Antes de Trump, el Departamento de Justicia intentó no antagonizar a los jueces
Ninguna parte aparece en la corte federal más que en los Estados Unidos. Solo en 2021, los jueces federales condenaron a un delincuente condenado en 57,377 casos. Ese número no incluye casos en los que un acusado fue absuelto. Tampoco incluye las muchas demandas civiles donde Estados Unidos es parte.
En gran parte debido a este enorme casco, los abogados del Departamento de Justicia generalmente hablan de jueces federales con profesionalismo cauteloso. Si el DOJ antagoniza a un juez en particular hoy, ese juez puede escuchar cientos de casos que involucran a los Estados Unidos antes de salir del banco.

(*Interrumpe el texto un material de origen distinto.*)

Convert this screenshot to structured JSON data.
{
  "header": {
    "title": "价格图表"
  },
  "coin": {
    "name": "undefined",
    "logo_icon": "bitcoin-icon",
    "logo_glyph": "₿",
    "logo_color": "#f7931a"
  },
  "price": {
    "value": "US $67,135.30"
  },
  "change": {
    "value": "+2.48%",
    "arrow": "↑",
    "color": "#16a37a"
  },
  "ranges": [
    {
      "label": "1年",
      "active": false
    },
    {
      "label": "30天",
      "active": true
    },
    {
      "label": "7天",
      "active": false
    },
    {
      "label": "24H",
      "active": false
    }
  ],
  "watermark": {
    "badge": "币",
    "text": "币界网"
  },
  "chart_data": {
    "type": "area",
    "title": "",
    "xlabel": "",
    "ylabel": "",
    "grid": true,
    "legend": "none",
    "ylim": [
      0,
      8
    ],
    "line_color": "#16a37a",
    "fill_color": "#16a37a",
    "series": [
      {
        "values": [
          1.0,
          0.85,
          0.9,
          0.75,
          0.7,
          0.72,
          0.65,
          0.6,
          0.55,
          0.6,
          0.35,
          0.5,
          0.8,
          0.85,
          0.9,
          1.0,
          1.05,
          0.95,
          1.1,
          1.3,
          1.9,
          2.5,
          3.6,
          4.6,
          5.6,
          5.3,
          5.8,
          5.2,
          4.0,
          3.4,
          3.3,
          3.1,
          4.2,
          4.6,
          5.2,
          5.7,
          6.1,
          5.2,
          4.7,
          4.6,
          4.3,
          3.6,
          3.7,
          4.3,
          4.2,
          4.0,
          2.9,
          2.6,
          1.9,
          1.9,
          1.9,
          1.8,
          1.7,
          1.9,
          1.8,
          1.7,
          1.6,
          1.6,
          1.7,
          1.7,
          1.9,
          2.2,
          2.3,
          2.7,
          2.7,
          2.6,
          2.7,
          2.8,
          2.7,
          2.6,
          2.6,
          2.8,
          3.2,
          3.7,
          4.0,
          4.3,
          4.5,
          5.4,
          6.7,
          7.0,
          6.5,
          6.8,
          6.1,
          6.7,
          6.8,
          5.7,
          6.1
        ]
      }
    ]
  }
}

Es probable que algunos de los mayores perdedores en esta lucha alimentaria entre la administración Trump y el Tribunal de Distrito de los Estados Unidos para el Distrito de Nueva Jersey, en otras palabras, sean los fiscales federales de carrera que litigan en ese tribunal. Es probable que los jueces vean los argumentos legales del Departamento de Justicia con más escepticismo ahora que el Fiscal General los ha acusado frívolamente de ir a «pícaros» y usurpar «los poderes principales del Artículo II del presidente».
Mientras tanto, el simple hecho es que los jueces federales de Nueva Jersey no tienen confianza en Haba, en tal grado que efectivamente eligieron sacarla del cargo y reemplazarla con su diputado. Por lo tanto, es probable que estos jueces también puedan echar un ojo escéptico a los argumentos del Departamento de Justicia si Haba sigue siendo un abogado estadounidense.
Por lo general, los presidentes y los abogados generales se preocupan por condenar a los delincuentes federales, y evitan las decisiones de personal que podrían poner en peligro los enjuiciamientos federales. Pero esta es la administración de Trump, por lo que la gobernanza ordinaria debe quedarse en segundo plano a cosas como los cargos burlones de Haba contra Baraka o Mciver.